The US led the loss tally with almost half of overall economic losses in the first six months of 2022, and nearly two thirds of insurance losses
The first half of 2022 saw lower natural disaster losses than in the comparative period of 2021, according to Munich Re. Floods, earthquakes and storms caused overall losses of some $65 billion compared with $105 billion in the loss-heavy previous year. At around $34 billion, insured losses were roughly in line with previous years.
With a figure around $28 billion, the US accounted for almost half of overall losses in the first six months of 2022 and nearly two-thirds of insured losses, with a figure of $19 billion.
A series of severe thunderstorms with tornadoes was the principal cause of these losses.
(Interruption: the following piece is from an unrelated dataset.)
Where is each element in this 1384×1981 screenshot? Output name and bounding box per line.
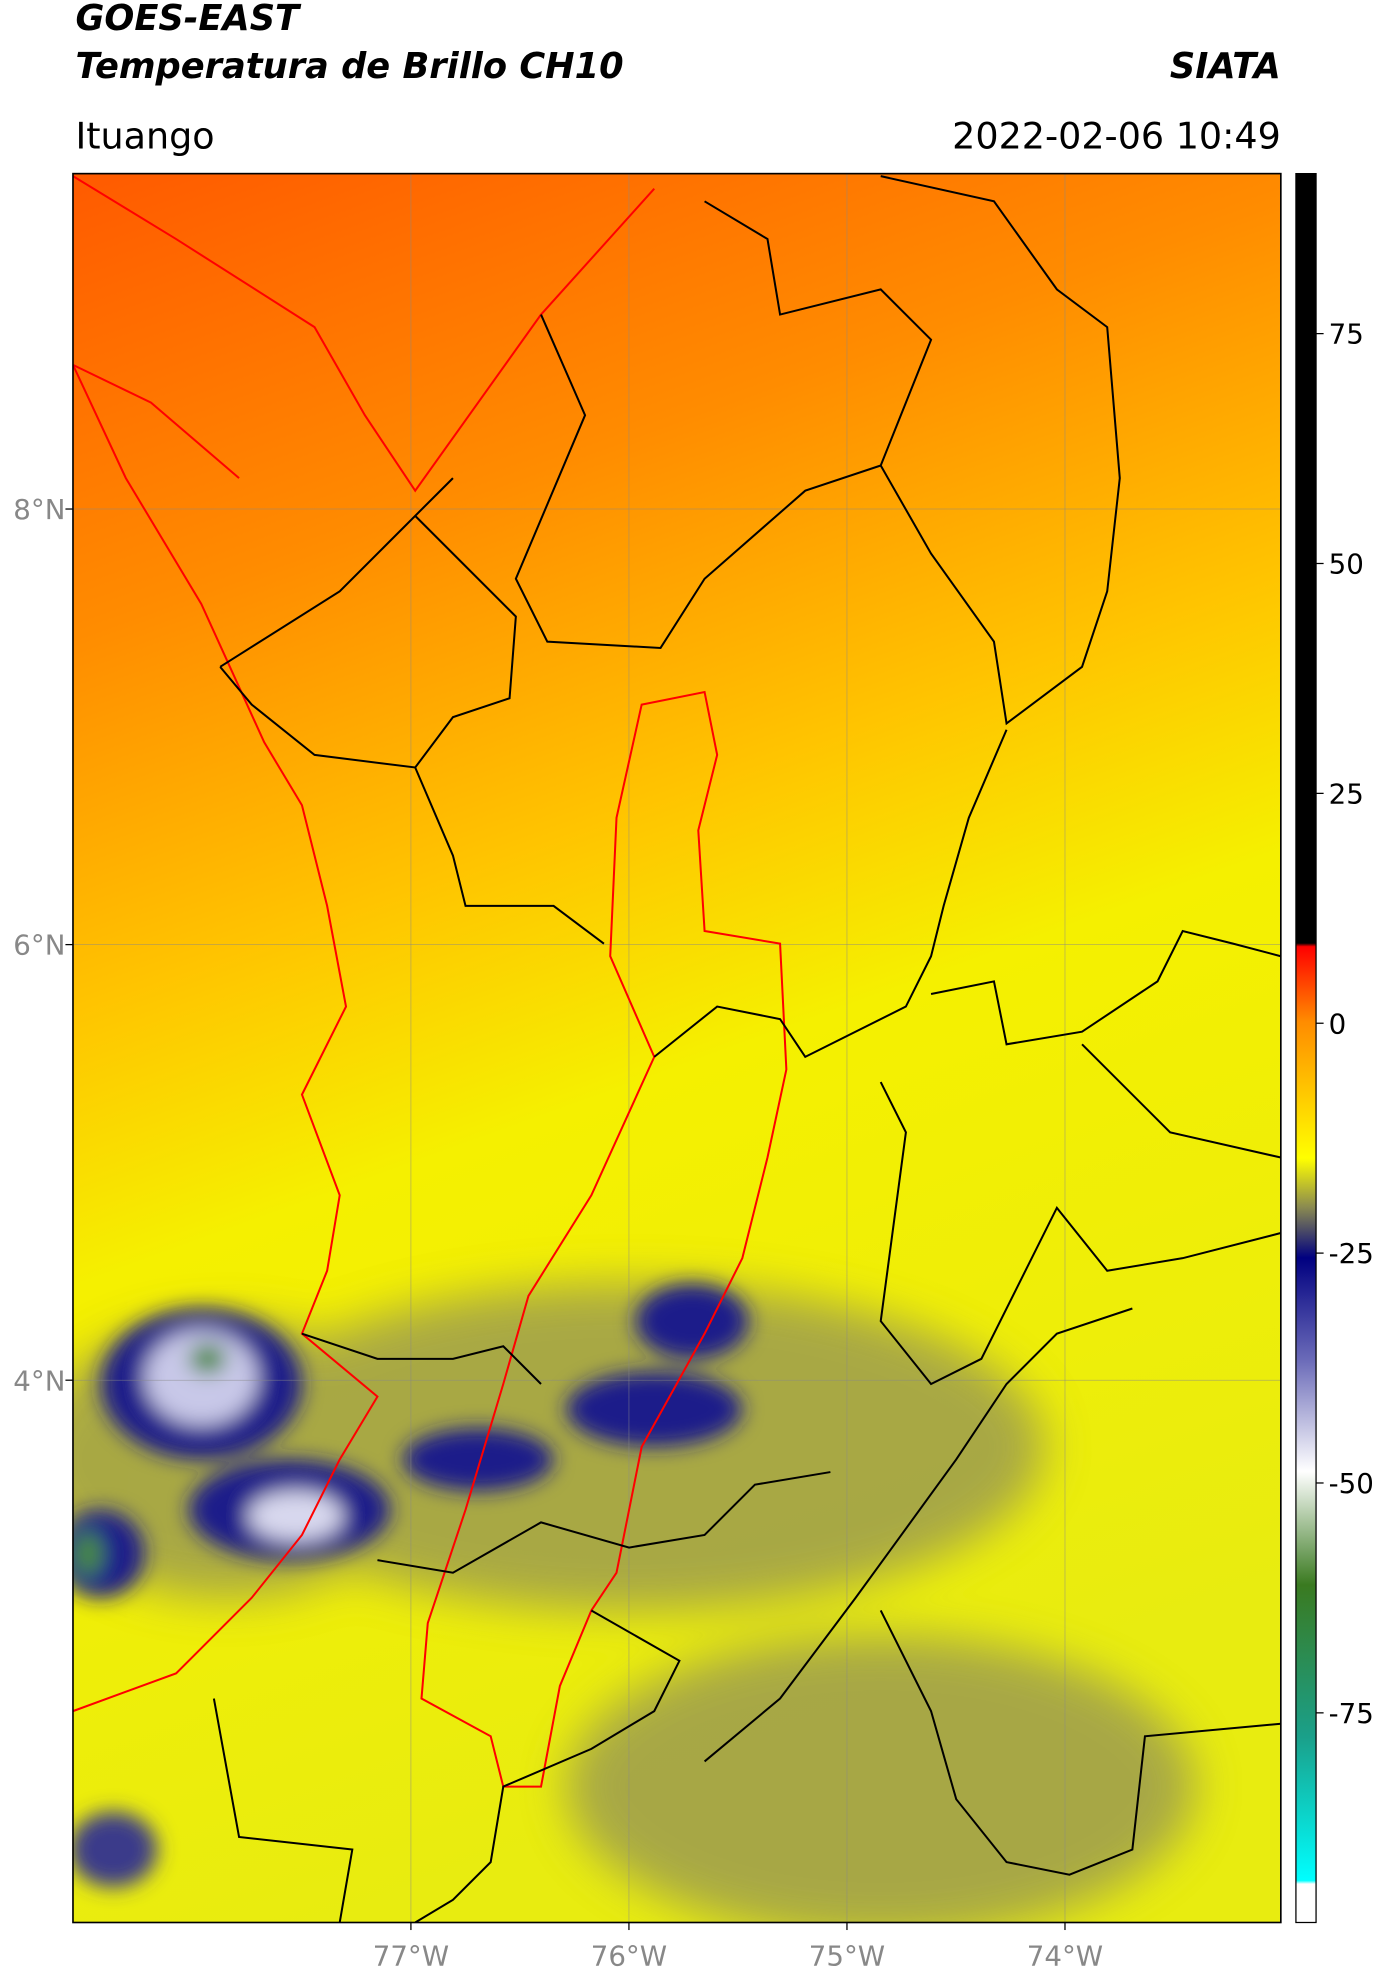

A single thunderstorm front that produced tornadoes in early April destroyed assets worth over $3 billion, three-quarters of which were insured – a perfect example of how high insurance density can help absorb the economic shocks of natural disasters.
In the first half of the year, severe thunderstorms in the US caused losses totalling $22 billion, with insured losses of $17 billion.
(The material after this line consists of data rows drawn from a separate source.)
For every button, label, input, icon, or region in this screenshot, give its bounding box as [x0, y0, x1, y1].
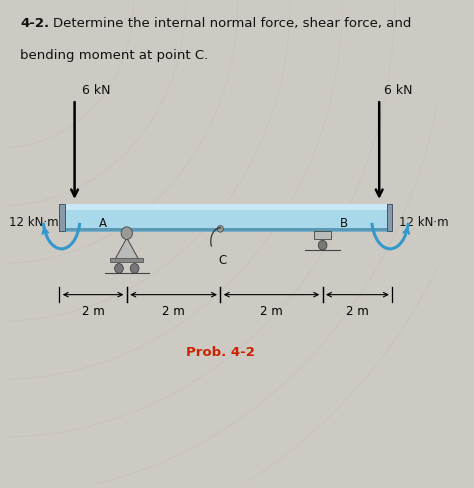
Circle shape: [318, 241, 327, 250]
Text: B: B: [339, 217, 347, 230]
Text: 2 m: 2 m: [260, 305, 283, 318]
Circle shape: [121, 227, 132, 240]
Text: A: A: [99, 217, 107, 230]
Circle shape: [130, 264, 139, 273]
Text: 4-2.: 4-2.: [20, 17, 49, 30]
Bar: [387, 204, 392, 231]
Text: bending moment at point C.: bending moment at point C.: [20, 49, 209, 61]
Text: 12 kN·m: 12 kN·m: [9, 216, 59, 229]
Polygon shape: [115, 238, 139, 260]
Bar: [59, 204, 392, 231]
Text: 2 m: 2 m: [346, 305, 369, 318]
Bar: [59, 227, 392, 231]
Text: Prob. 4-2: Prob. 4-2: [186, 346, 255, 359]
Text: Determine the internal normal force, shear force, and: Determine the internal normal force, she…: [53, 17, 411, 30]
Bar: [59, 204, 392, 210]
Text: 2 m: 2 m: [162, 305, 185, 318]
Circle shape: [217, 225, 223, 232]
Text: 2 m: 2 m: [82, 305, 104, 318]
Text: 6 kN: 6 kN: [82, 84, 111, 97]
Text: 6 kN: 6 kN: [384, 84, 413, 97]
Bar: [59, 204, 65, 231]
Text: 12 kN·m: 12 kN·m: [399, 216, 448, 229]
Bar: [110, 258, 143, 262]
Circle shape: [115, 264, 123, 273]
Text: C: C: [219, 254, 227, 267]
Bar: [314, 231, 331, 240]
Above average hurricane season expected
This year’s tropical storm season is expected to bring above-average storm activity in the North Atlantic due to the El Niño-Southern Oscillation (ENSO) natural climate phenomenon in the Pacific.
We are currently witnessing prevailing La Niña conditions in the Pacific, which promote the formation of hurricanes in the North Atlantic. Leading research institutes believe that the current weak La Niña conditions could become even more pronounced during the main phase of the hurricane season in September.
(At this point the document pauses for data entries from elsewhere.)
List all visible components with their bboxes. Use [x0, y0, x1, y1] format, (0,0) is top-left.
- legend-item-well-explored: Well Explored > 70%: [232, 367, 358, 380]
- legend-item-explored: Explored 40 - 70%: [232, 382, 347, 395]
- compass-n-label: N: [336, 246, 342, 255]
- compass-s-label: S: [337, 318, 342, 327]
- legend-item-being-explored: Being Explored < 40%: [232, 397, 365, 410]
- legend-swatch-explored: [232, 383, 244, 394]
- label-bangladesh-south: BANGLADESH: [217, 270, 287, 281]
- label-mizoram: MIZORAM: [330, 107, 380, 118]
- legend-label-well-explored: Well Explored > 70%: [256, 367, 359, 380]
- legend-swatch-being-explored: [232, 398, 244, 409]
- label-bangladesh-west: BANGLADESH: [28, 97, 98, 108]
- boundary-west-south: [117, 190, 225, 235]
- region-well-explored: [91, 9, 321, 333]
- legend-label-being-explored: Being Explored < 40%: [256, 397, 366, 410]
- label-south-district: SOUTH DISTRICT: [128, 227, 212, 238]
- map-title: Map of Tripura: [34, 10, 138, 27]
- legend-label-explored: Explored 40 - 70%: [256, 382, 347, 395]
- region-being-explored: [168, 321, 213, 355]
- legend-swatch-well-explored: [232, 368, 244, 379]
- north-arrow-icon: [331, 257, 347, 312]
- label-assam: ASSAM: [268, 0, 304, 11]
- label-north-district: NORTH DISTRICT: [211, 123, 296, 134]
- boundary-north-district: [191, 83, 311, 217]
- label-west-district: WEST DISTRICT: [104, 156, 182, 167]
Munich Re expects 18 (±3) named tropical storms, 8 (±2) hurricanes and 4 (±2) severe hurricanes. Forecast models of external research institutes expect storm activity to be towards the upper end of the scale. By the end of June, three tropical cyclones had formed in the North Atlantic, none of which reached hurricane strength.
Meanwhile, winter storms, particularly in February, swept across north and northwest Europe bringing hurricane-force winds in places. Ireland, England, parts of Belgium, the Netherlands, northern Germany and the Baltic coast were hit especially hard. The outcome: overall losses of $5.2 billion.
Weather extremes become the norm
”The natural disaster picture for the first half of 2022 is dominated by weather-related catastrophes,” said Torsten Jeworrek, member of the board of management at Munich Re.
”Extreme tornadoes in the US caused billions in damage, parts of eastern coastal Australia were submerged by floods, and southern Europe struggled with extreme heat, wildfires and drought.
”The recently published IPCC report warned of the need for insurers to adapt their loss models to adequately assess the changing risk. Loss prevention is a fundamental component in mitigating the economic effects of climate change.
”It is therefore extremely worrying that insurance penetration in developing and emerging nations is stagnating at well below 10%, and that even in industrial countries there is much room for improvement.”